According to Rosatomflot’s chief engineer Mustafa Kashka, the icebreaker has worked for 136,000 hours, and its operational life span has been extended to 150,000 hours.

“We hope that this incident will not interfere with extending the working resources of the Taymyr to 170,000 to 200,000 hours,” said Kashka.

Upon its arrival at the Russian nuclear icebreaker port at Atomflot, the vessel was checked and cleared by the local branch of the Sanitary and Epidemiological Inspectorate.

According to their data, the highest levels of radiation measured aboard the vessel reached 25 microroentgen per hour in the reactor chamber, and 9 to 12 microroentgen per hour in the working and living quarters. The Inspectorate told the briefing that these latter measurements were consisten with natural background radiation levels.

“Imagine how it would have been if after the events at Fukushima we remained silent about such an insignificant incident, and out friends at Bellona found out about it,” joked Ruksha at the briefing. “Moreover, by new standards we are obligated to inform even about such incidents.”

Ruksha seemed to forget in his remarks that the initial May 4 statement from Rostamflot about elevated levels of radiation aboard the Taymyr papered over the fact that the vessel’s reactor coolant system was crippled – the main source of ongoing difficulties at Fukushima Daiichi – and was leaking some 20 to 30 litres of contaminated water through a micro-fracture in a weld or metal fatigue.

This information only came to light in comments to Bellona Web from an anonymous, highly placed official at Atomflot, who made known the full extent of the damage. Rosatomflot to came clean about the true nature of event at a May 5 press conference.

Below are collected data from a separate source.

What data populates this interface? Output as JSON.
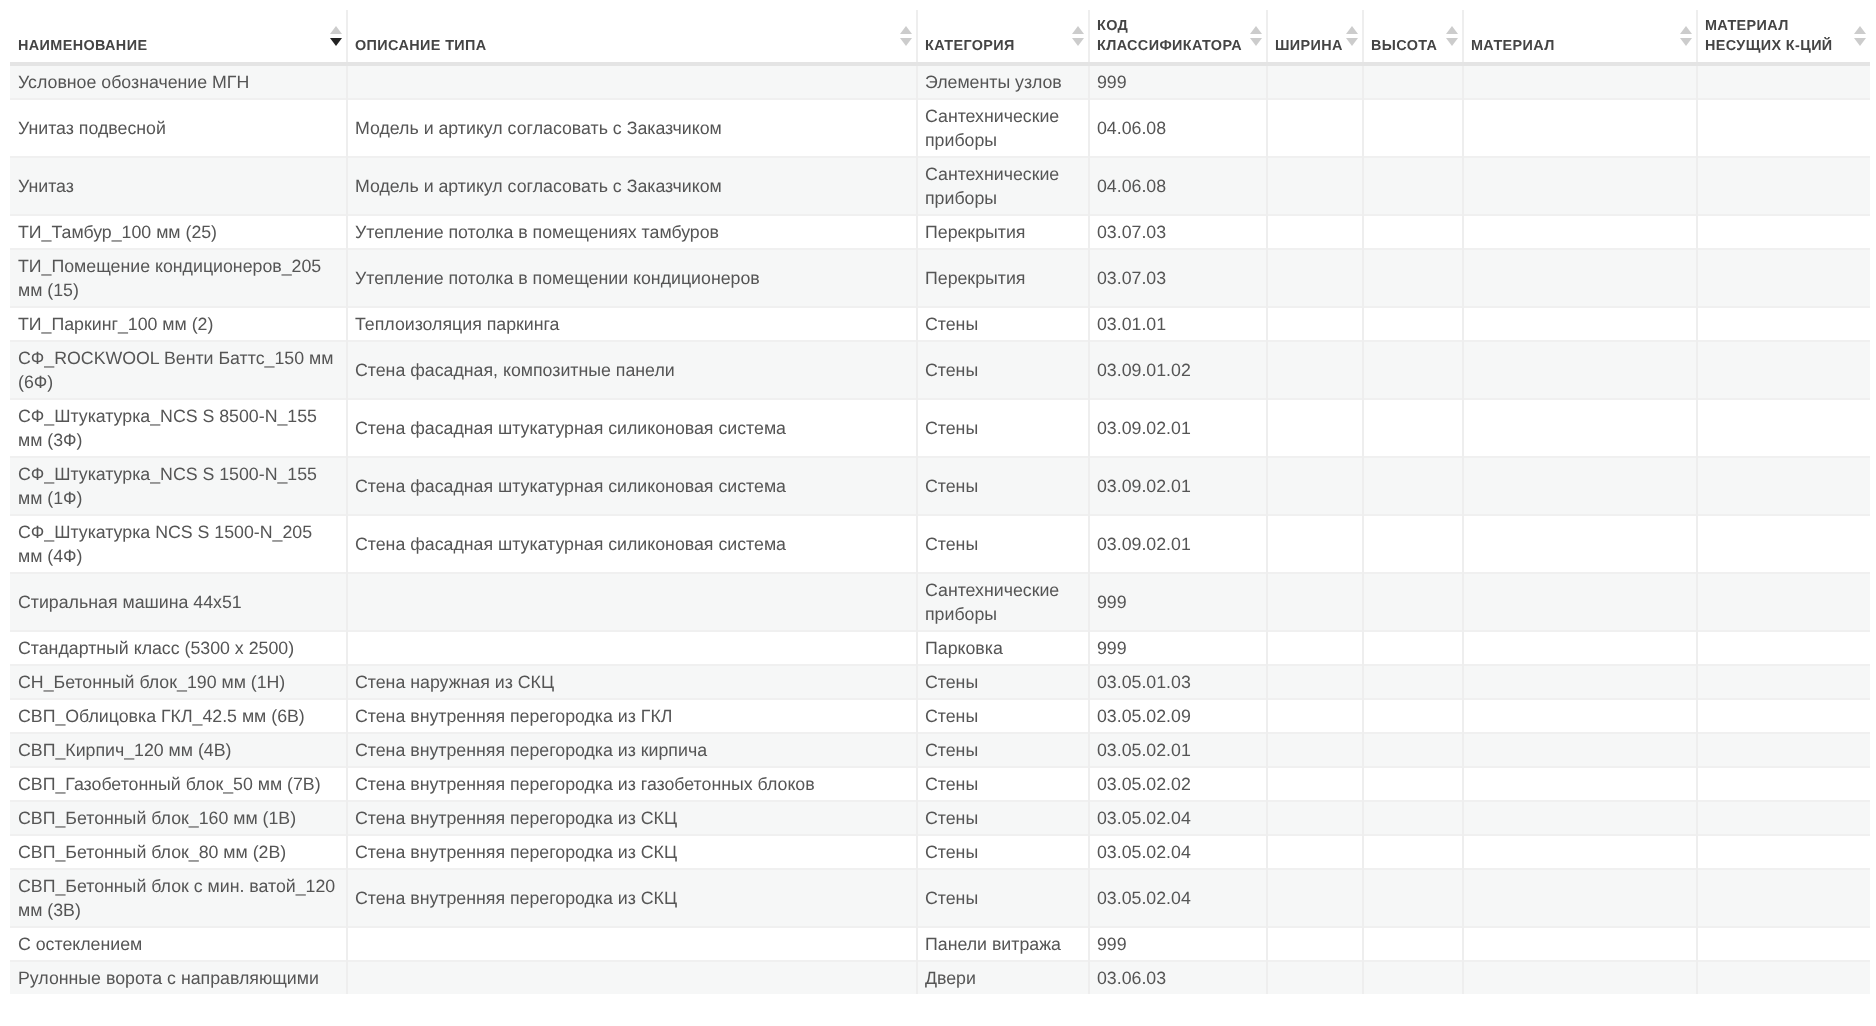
{
  "table": {
    "columns": [
      {
        "label": "НАИМЕНОВАНИЕ",
        "sorted": true
      },
      {
        "label": "ОПИСАНИЕ ТИПА",
        "sorted": false
      },
      {
        "label": "КАТЕГОРИЯ",
        "sorted": false
      },
      {
        "label": "КОД КЛАССИФИКАТОРА",
        "sorted": false
      },
      {
        "label": "ШИРИНА",
        "sorted": false
      },
      {
        "label": "ВЫСОТА",
        "sorted": false
      },
      {
        "label": "МАТЕРИАЛ",
        "sorted": false
      },
      {
        "label": "МАТЕРИАЛ НЕСУЩИХ К-ЦИЙ",
        "sorted": false
      }
    ],
    "rows": [
      {
        "name": "Условное обозначение МГН",
        "category": "Элементы узлов",
        "code": "999"
      },
      {
        "name": "Унитаз подвесной",
        "description": "Модель и артикул согласовать с Заказчиком",
        "category": "Сантехнические приборы",
        "code": "04.06.08"
      },
      {
        "name": "Унитаз",
        "description": "Модель и артикул согласовать с Заказчиком",
        "category": "Сантехнические приборы",
        "code": "04.06.08"
      },
      {
        "name": "ТИ_Тамбур_100 мм (25)",
        "description": "Утепление потолка в помещениях тамбуров",
        "category": "Перекрытия",
        "code": "03.07.03"
      },
      {
        "name": "ТИ_Помещение кондиционеров_205 мм (15)",
        "description": "Утепление потолка в помещении кондиционеров",
        "category": "Перекрытия",
        "code": "03.07.03"
      },
      {
        "name": "ТИ_Паркинг_100 мм (2)",
        "description": "Теплоизоляция паркинга",
        "category": "Стены",
        "code": "03.01.01"
      },
      {
        "name": "СФ_ROCKWOOL Венти Баттс_150 мм (6Ф)",
        "description": "Стена фасадная, композитные панели",
        "category": "Стены",
        "code": "03.09.01.02"
      },
      {
        "name": "СФ_Штукатурка_NCS S 8500-N_155 мм (3Ф)",
        "description": "Стена фасадная штукатурная силиконовая система",
        "category": "Стены",
        "code": "03.09.02.01"
      },
      {
        "name": "СФ_Штукатурка_NCS S 1500-N_155 мм (1Ф)",
        "description": "Стена фасадная штукатурная силиконовая система",
        "category": "Стены",
        "code": "03.09.02.01"
      },
      {
        "name": "СФ_Штукатурка NCS S 1500-N_205 мм (4Ф)",
        "description": "Стена фасадная штукатурная силиконовая система",
        "category": "Стены",
        "code": "03.09.02.01"
      },
      {
        "name": "Стиральная машина 44x51",
        "category": "Сантехнические приборы",
        "code": "999"
      },
      {
        "name": "Стандартный класс (5300 x 2500)",
        "category": "Парковка",
        "code": "999"
      },
      {
        "name": "СН_Бетонный блок_190 мм (1Н)",
        "description": "Стена наружная из СКЦ",
        "category": "Стены",
        "code": "03.05.01.03"
      },
      {
        "name": "СВП_Облицовка ГКЛ_42.5 мм (6В)",
        "description": "Стена внутренняя перегородка из ГКЛ",
        "category": "Стены",
        "code": "03.05.02.09"
      },
      {
        "name": "СВП_Кирпич_120 мм (4В)",
        "description": "Стена внутренняя перегородка из кирпича",
        "category": "Стены",
        "code": "03.05.02.01"
      },
      {
        "name": "СВП_Газобетонный блок_50 мм (7В)",
        "description": "Стена внутренняя перегородка из газобетонных блоков",
        "category": "Стены",
        "code": "03.05.02.02"
      },
      {
        "name": "СВП_Бетонный блок_160 мм (1В)",
        "description": "Стена внутренняя перегородка из СКЦ",
        "category": "Стены",
        "code": "03.05.02.04"
      },
      {
        "name": "СВП_Бетонный блок_80 мм (2В)",
        "description": "Стена внутренняя перегородка из СКЦ",
        "category": "Стены",
        "code": "03.05.02.04"
      },
      {
        "name": "СВП_Бетонный блок с мин. ватой_120 мм (3В)",
        "description": "Стена внутренняя перегородка из СКЦ",
        "category": "Стены",
        "code": "03.05.02.04"
      },
      {
        "name": "С остеклением",
        "category": "Панели витража",
        "code": "999"
      },
      {
        "name": "Рулонные ворота с направляющими",
        "category": "Двери",
        "code": "03.06.03"
      }
    ]
  }
}
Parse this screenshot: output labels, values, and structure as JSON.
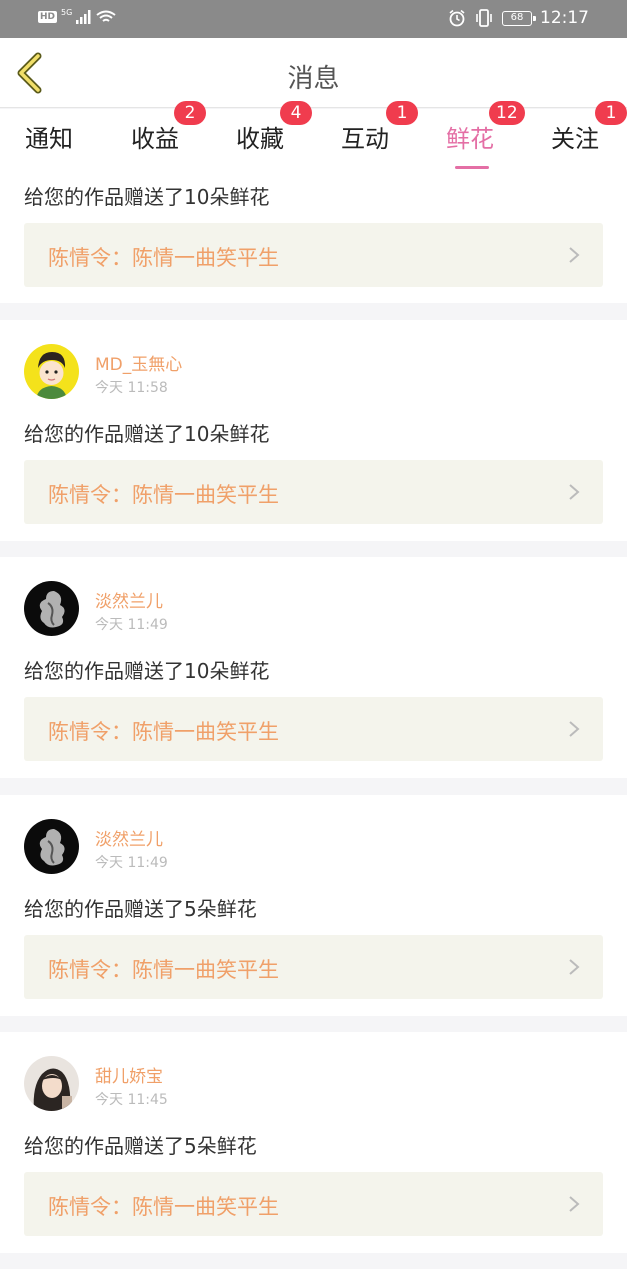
{
  "status_bar": {
    "hd": "HD",
    "network": "5G",
    "battery": "68",
    "time": "12:17"
  },
  "header": {
    "title": "消息",
    "back_icon": "back-chevron-icon"
  },
  "tabs": [
    {
      "label": "通知",
      "badge": ""
    },
    {
      "label": "收益",
      "badge": "2"
    },
    {
      "label": "收藏",
      "badge": "4"
    },
    {
      "label": "互动",
      "badge": "1"
    },
    {
      "label": "鲜花",
      "badge": "12",
      "active": true
    },
    {
      "label": "关注",
      "badge": "1"
    }
  ],
  "messages": [
    {
      "user": "",
      "time": "",
      "text": "给您的作品赠送了10朵鲜花",
      "work": "陈情令：陈情一曲笑平生"
    },
    {
      "user": "MD_玉無心",
      "time": "今天 11:58",
      "text": "给您的作品赠送了10朵鲜花",
      "work": "陈情令：陈情一曲笑平生"
    },
    {
      "user": "淡然兰儿",
      "time": "今天 11:49",
      "text": "给您的作品赠送了10朵鲜花",
      "work": "陈情令：陈情一曲笑平生"
    },
    {
      "user": "淡然兰儿",
      "time": "今天 11:49",
      "text": "给您的作品赠送了5朵鲜花",
      "work": "陈情令：陈情一曲笑平生"
    },
    {
      "user": "甜儿娇宝",
      "time": "今天 11:45",
      "text": "给您的作品赠送了5朵鲜花",
      "work": "陈情令：陈情一曲笑平生"
    }
  ],
  "colors": {
    "accent": "#e46fa5",
    "badge": "#f03c4e",
    "username": "#f0a069",
    "work_bg": "#f4f4ec"
  }
}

Still Bellona is pleased with the candor that Rosatomflot strived to achieve over the incident.

“Bellona welcomes the openness of Rosatomflot and thanks it for timely information about the incident,” said Bellona Russian nuclear industry expert Igor Kudrik in a statement. “This helped avoid rumors and speculation. We depend on such openness should other incidents occur that related to aging nuclear installation on icebreakers, which have reached the end of their engineered life spans but which continue to be used,” said Kudrik. 

Ruksha said the leak in the first reactor compartment on the Taymyr is no bigger than one millimeter.

“Tomorrow we’ll start work to find the source of the leak that has been discovered,” Ruksha told reporters. “This is just a matter of time: The actual gas compensation system is [under the reactor unit], so in order to find it, we will have to pry open several [layers] of biological protection.”

Chief engineer Kashka said he was “99 percent” sure that the micro-fracture is in an accessible place for repairs.

“I am sure that our specialists will be able to make the repairs,” he said. “The only question is how much time it will take.”

Ruksha said the gas compensation system is the weakest element of nuclear icebreakers.

“These issues have already been resolved for the next generation of icebreakers,” he said. “Whatever the case, after our investigation and the discovery of the leak, we will definitely tell the public about the results,” said Rushka.

According to Andei Zolotkov, director of Bellona Murmansk, regulatory structures and engineering organizations will surely permit further use of the Taymyr’s reactor after the the micro-fracture is discovered and repairs are carried out.

“But the next micro-fracture will cast real doubt on the safe use of reactors of this type with prolonged engineering life spans,” said Zolotkov.

The Taymyr is one of two nuclear icebreakers built for the Soviet Union by Finland in the late 1980s. The US-based research organisation said the two Finnish ships were “originally designed for 100,000 hours of reactor life, but this was extended first to 150,000, then to 175,000.”